The Need for Roots seems to advance the inevitable: European civilization crossing the limits of innocence in the no-return events of World War II —the Shoah; and the use of nuclear bombs against the Japanese population (both events highlighted by Camus in an editorial for the clandestine newspaper of the French Resistance, Combat, on August 8, 1945).

Weil was writing his essay from the desperate moments of 1942 and 1943; the United States had entered the war after the Pearl Harbor attack, but the war was not yet decided, and little was known about the mass horror taking place in German concentration camps and the Soviet gulag.

From that moment prior to any human rights universal declaration, Weil was already working for a humanist reconciliation of a Europe that would face a complex reconstruction, not only material but especially spiritual. Hence her insistence in the obligations of any human being towards civilization:

“A man alone in the universe, she says, would have obligations but no rights.”

Weil spent her last energies cultivating a sense of duty towards others, towards humanity, in a moment of carnage and demonization of those perceived as The Other.

She was 34 years old, but her writings contained the fruitful musings of ageless wisdom, as Camus would defend in a moment where engaged intellectuals —such as Jean-Paul Sartre— minimized any publicized wrongdoing attributed to hermetic Stalinism because they were small faults in the big order of things.
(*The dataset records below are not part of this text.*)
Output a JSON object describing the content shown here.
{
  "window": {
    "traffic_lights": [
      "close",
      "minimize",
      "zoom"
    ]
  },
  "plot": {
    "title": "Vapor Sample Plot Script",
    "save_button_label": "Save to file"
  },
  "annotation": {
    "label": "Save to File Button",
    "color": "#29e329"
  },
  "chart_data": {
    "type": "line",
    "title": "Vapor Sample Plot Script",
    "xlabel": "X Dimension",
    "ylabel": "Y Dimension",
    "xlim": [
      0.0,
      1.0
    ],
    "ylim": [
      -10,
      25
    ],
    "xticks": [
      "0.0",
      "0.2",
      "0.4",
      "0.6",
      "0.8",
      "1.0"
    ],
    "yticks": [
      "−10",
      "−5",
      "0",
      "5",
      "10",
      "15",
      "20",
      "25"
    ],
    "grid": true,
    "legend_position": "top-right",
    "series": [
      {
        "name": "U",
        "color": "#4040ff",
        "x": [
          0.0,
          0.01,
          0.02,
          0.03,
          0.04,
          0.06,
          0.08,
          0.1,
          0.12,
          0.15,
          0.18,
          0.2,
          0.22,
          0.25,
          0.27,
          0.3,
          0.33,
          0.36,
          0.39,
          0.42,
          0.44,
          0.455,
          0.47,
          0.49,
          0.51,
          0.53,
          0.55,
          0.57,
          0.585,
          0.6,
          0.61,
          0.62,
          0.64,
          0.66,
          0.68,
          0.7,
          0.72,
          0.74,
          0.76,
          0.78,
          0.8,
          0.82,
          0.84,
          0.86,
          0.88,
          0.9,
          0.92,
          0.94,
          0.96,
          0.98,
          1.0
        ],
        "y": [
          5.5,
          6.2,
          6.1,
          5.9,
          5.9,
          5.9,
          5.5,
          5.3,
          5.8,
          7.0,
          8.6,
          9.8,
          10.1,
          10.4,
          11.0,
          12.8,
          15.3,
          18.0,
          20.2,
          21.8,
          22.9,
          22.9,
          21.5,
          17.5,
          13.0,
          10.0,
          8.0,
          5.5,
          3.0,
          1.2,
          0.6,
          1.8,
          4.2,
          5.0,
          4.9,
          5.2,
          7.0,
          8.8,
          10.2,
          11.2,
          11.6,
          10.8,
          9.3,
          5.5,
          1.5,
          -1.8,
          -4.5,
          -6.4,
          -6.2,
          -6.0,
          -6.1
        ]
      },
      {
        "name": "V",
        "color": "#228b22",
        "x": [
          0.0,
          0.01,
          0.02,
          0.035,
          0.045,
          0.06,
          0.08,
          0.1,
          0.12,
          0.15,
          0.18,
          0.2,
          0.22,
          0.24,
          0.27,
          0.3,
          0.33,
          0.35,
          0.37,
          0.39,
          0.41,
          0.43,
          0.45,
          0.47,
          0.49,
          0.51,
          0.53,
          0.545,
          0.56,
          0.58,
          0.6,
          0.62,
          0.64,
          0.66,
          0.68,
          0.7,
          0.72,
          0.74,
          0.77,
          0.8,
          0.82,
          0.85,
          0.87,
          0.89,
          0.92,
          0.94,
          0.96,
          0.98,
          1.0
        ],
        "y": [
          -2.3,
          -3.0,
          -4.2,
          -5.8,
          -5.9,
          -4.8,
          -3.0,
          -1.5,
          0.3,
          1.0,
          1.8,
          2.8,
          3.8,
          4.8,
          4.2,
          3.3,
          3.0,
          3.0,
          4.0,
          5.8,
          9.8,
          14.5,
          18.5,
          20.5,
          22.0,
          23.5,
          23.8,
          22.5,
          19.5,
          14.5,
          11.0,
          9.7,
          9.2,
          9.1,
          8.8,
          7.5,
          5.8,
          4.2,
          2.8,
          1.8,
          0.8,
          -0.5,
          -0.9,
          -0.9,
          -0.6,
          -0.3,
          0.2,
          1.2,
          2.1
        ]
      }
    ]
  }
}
The shadow of Weil through Camus 

Written in 1943, The Need for Roots appeared in French in 1949 and in English in 1952. Albert Camus, who had insisted in the book’s publishing, died in a car accident on January 4, 1960, too early to receive the credit and consideration he deserved among Parisian intellectuals, who had considered him (some of them, to this day) a thinker for students of secondary education, a mere street philosopher.

A few days after Christmas of 1973, Éditions du Seuil published in Paris the first edition of Aleksandr Solzhenitsyn’s The Gulag Archipelago. Nobody remembered then how, back in the fifties, everybody had sided with Sartre in his quarrel with Camus regarding The Rebel, which Sartre had considered the work of a petit-bourgeois.

Back in the ‘1950s, Camus was openly denouncing Soviet atrocities, while Les Temps Modernes, the journal led by Jean-Paul Sartre, Simone de Beauvoir and Maurice Merleau-Ponty, had begun moving silently to the center-left after Merleau-Ponty’s resignation. Sartre was still endorsing official Communism back then despite expressing some reservations in private.

Simone Weil’s safe-conduct, 1943; she would die months after

In 1956, even Khrushchev acknowledged Stalin’s carnage with the population he had paternalized. Some Western intellectuals came to denounce him later than the Soviet leaders of their time.

The Soviet Central Committee’s 1956 resolution, titled On Overcoming the Cult of the Individual and Its Consequences, bore more criticisms towards the regime’s excesses than what most Parisian leftist intellectuals had been capable of stating publicly.